Michael Grolm hat die Straftat präzise geplant. Datum: Sonntag, 31. Juli, 14 Uhr. Treffpunkt: ein Zeltcamp in Strausberg, Brandenburg. Deckname: „Tanz in den Mais“. Grolm wird zu Fuß aufbrechen und nach drei Kilometern zu seinem Ziel gelangen. Es ist ein 50 Hektar großes Maisfeld, mitten im Naturpark Märkische Schweiz. Er wird den Acker zerstören. „Befreien“, sagt er, der noch Gleichgesinnte sucht.

Grolm hat die Kampagne „Gendreck weg“ initiiert. Der 33-jährige Agraringenieur kämpft gegen Pflanzen auf dem Acker, die gentechnisch verändert wurden. Dass jemand Genfelder verwüstet, ist nicht neu. Doch dass jemand die Sabotage in aller Öffentlichkeit plant – statt im Geheimen –, das ist schon sehr selten. Grolm sagt: „Ich will nicht kriminalisiert werden.“ Deshalb lädt er auch die Polizei ein, die Tat zu beobachten. Zudem will er kurz vorher eine Anzeige schalten, in der die Namen aller Beteiligten stehen.

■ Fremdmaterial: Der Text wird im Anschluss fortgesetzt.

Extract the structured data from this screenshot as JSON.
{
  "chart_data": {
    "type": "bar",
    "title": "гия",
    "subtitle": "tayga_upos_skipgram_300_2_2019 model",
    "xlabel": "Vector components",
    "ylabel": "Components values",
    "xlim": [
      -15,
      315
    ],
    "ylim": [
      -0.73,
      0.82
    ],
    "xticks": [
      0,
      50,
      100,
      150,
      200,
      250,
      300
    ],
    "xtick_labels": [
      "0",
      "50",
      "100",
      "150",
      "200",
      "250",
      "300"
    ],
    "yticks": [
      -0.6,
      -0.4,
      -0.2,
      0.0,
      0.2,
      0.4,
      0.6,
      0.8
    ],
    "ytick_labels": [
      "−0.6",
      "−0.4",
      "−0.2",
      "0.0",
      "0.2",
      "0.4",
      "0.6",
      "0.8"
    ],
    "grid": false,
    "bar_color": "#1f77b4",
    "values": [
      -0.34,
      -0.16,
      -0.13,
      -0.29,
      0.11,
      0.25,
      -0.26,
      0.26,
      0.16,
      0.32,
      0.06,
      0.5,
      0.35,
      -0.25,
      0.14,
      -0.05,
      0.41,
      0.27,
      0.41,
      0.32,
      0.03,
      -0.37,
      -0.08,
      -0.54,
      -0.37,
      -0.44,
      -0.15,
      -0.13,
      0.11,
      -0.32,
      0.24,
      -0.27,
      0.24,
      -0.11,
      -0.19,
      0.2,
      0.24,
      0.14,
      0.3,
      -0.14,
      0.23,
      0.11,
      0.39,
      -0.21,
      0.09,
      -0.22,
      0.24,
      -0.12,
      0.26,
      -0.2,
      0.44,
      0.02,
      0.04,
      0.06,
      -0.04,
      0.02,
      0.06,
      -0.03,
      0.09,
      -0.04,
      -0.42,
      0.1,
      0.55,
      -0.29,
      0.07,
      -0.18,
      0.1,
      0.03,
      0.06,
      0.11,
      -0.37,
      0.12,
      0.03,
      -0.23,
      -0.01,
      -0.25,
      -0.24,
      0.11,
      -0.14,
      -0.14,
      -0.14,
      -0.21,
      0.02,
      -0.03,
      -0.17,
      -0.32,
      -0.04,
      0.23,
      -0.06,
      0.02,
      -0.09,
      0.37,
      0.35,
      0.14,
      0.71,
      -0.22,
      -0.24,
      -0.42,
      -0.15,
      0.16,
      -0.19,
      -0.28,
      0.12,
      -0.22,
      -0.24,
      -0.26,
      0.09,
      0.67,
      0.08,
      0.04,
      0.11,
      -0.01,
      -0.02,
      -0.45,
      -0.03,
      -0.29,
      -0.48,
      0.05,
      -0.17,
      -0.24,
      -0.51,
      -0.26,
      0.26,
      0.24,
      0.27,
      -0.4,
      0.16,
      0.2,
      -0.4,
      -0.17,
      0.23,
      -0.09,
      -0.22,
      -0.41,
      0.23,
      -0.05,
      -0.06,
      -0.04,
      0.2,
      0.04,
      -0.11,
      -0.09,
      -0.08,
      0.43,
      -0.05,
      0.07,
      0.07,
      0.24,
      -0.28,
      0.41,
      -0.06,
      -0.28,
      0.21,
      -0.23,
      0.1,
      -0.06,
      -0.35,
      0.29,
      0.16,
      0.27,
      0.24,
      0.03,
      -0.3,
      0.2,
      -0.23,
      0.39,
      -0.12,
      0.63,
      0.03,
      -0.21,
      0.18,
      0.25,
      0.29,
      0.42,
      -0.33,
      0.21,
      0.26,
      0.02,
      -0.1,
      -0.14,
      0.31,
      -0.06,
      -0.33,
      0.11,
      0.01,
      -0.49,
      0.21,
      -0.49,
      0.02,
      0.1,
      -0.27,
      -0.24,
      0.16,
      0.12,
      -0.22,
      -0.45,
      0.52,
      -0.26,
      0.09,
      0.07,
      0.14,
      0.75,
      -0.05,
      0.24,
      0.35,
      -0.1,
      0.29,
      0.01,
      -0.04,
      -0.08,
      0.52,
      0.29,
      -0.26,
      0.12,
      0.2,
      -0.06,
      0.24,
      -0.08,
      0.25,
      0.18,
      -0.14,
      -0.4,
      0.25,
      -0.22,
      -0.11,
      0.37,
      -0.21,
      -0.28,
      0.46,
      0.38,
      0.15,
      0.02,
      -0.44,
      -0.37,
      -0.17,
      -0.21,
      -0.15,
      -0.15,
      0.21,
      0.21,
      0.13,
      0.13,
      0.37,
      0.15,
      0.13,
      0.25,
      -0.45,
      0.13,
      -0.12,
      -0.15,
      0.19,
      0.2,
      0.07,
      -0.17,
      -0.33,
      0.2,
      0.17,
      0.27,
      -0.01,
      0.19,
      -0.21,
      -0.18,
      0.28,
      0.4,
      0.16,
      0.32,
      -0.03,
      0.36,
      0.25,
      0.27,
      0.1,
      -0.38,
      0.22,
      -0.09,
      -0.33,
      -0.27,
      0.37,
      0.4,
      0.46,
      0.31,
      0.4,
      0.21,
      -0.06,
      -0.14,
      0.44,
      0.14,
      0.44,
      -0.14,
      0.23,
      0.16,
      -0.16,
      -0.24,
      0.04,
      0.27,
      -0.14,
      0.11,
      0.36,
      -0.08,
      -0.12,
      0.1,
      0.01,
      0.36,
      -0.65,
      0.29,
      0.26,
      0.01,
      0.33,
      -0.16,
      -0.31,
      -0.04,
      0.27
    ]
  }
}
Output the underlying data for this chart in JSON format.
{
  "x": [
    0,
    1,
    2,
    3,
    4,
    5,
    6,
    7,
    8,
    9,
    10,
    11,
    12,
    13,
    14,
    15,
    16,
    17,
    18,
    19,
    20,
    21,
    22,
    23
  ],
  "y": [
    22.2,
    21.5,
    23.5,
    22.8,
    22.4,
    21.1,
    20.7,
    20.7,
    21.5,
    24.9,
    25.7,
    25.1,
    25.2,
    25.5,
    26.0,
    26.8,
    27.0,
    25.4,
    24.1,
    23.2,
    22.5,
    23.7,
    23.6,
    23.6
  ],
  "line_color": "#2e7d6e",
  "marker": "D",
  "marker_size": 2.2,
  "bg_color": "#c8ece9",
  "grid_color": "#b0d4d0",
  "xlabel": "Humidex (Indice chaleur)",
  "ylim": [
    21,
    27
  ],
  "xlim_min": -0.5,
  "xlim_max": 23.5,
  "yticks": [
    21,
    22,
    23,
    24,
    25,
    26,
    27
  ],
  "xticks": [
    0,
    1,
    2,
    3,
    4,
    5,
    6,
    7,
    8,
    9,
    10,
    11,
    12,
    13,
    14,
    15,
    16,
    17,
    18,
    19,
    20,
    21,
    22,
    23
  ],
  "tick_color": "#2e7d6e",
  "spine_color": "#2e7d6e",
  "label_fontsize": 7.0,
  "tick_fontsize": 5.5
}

Grolm bekommt täglich neue Unterstützer. Gut 200 Feldbefreier haben sich schon gemeldet – Bauern, Naturkosthändler, Imker. Zudem unterstützen Alternative Nobelpreisträger wie Vandana Shiva oder der äthiopische Umweltminister Berhan Gebre Egziaher die Kampagne.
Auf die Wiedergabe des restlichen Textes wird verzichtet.